4.4 Chunking Algorithm

Strategy: Sliding Window with Topic Detection

  1. Start with first N turns
  2. Compute embedding similarity between consecutive turns
  3. If similarity drops below threshold, start new episode
  4. Ensure minimum/maximum episode sizes
  5. Overlap edges for context continuity

5. Implementation Guide

5.1 Development Environment Setup

# Create project
mkdir episode-store && cd episode-store
python -m venv .venv && source .venv/bin/activate

# Install dependencies
pip install chromadb sentence-transformers sqlalchemy pydantic click

# Verify embedding model
python -c "from sentence_transformers import SentenceTransformer; m = SentenceTransformer('all-MiniLM-L6-v2'); print(m.encode('test').shape)"

5.2 Project Structure

episode-store/
├── src/
│   ├── __init__.py
│   ├── store.py         # Main EpisodeStore class
│   ├── metadata.py      # SQLite metadata storage
│   ├── vectors.py       # ChromaDB vector operations
│   ├── embedder.py      # Embedding generation
│   ├── chunker.py       # Conversation chunking
│   └── models.py        # Pydantic models
├── cli/
│   └── main.py          # Click CLI
├── tests/
└── README.md

5.3 Implementation Phases

Phase 1: Basic Storage (4-5h)

Goals:

  • Store episodes with metadata
  • Generate and store embeddings

Tasks:

  1. Set up SQLite schema for sessions/episodes
  2. Integrate sentence-transformers for embedding
  3. Set up ChromaDB for vector storage
  4. Implement add_episode method

Checkpoint: Can store and retrieve an episode.

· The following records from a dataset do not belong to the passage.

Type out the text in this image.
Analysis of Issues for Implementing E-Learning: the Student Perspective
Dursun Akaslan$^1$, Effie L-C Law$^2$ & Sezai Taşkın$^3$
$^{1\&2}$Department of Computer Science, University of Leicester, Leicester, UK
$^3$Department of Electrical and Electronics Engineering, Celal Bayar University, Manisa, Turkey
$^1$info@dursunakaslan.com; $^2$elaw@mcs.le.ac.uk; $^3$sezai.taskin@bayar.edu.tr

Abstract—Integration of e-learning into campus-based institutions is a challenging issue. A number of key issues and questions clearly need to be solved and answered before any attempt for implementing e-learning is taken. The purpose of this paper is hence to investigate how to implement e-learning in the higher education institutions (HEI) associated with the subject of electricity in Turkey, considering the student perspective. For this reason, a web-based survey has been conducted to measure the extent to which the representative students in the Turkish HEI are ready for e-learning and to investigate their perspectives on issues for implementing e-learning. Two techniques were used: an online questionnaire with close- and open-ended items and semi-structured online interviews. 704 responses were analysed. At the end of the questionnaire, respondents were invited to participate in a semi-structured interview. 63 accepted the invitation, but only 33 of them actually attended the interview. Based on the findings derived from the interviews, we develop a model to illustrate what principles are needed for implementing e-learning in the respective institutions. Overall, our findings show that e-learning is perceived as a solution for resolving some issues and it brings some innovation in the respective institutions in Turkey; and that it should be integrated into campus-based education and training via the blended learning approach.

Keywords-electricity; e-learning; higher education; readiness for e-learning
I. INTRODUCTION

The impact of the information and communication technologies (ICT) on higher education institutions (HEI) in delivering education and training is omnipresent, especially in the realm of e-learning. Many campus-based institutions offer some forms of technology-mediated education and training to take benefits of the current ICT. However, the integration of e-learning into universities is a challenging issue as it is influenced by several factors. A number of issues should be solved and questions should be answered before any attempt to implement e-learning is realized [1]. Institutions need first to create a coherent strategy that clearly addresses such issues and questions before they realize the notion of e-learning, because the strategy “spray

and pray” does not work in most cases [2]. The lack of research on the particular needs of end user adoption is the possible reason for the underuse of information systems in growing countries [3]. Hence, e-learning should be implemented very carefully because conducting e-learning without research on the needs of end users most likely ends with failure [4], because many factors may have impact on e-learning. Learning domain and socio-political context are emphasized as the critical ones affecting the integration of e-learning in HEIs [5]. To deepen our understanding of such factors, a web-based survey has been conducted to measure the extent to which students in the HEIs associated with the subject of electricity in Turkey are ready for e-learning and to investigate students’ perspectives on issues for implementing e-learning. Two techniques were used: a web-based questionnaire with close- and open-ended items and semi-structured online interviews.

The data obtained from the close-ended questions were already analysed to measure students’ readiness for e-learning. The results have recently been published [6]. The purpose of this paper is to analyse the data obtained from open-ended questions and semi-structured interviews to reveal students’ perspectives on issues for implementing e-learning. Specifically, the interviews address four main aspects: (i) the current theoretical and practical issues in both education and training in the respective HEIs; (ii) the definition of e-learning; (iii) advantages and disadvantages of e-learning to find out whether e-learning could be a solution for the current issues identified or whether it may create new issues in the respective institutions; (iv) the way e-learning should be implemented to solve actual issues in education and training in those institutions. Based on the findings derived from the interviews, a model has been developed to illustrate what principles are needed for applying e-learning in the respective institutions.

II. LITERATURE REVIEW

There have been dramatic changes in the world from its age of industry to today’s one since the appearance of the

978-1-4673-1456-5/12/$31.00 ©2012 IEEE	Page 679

Phase 2: Retrieval Methods (4-5h)

Goals:

  • Implement similarity search
  • Implement recency-based retrieval
  • Combine into hybrid retrieval

Tasks:

  1. Implement search with vector similarity
  2. Implement get_recent with timestamp ordering
  3. Implement hybrid RRF fusion
  4. Add user isolation to all queries

Checkpoint: All three retrieval methods working.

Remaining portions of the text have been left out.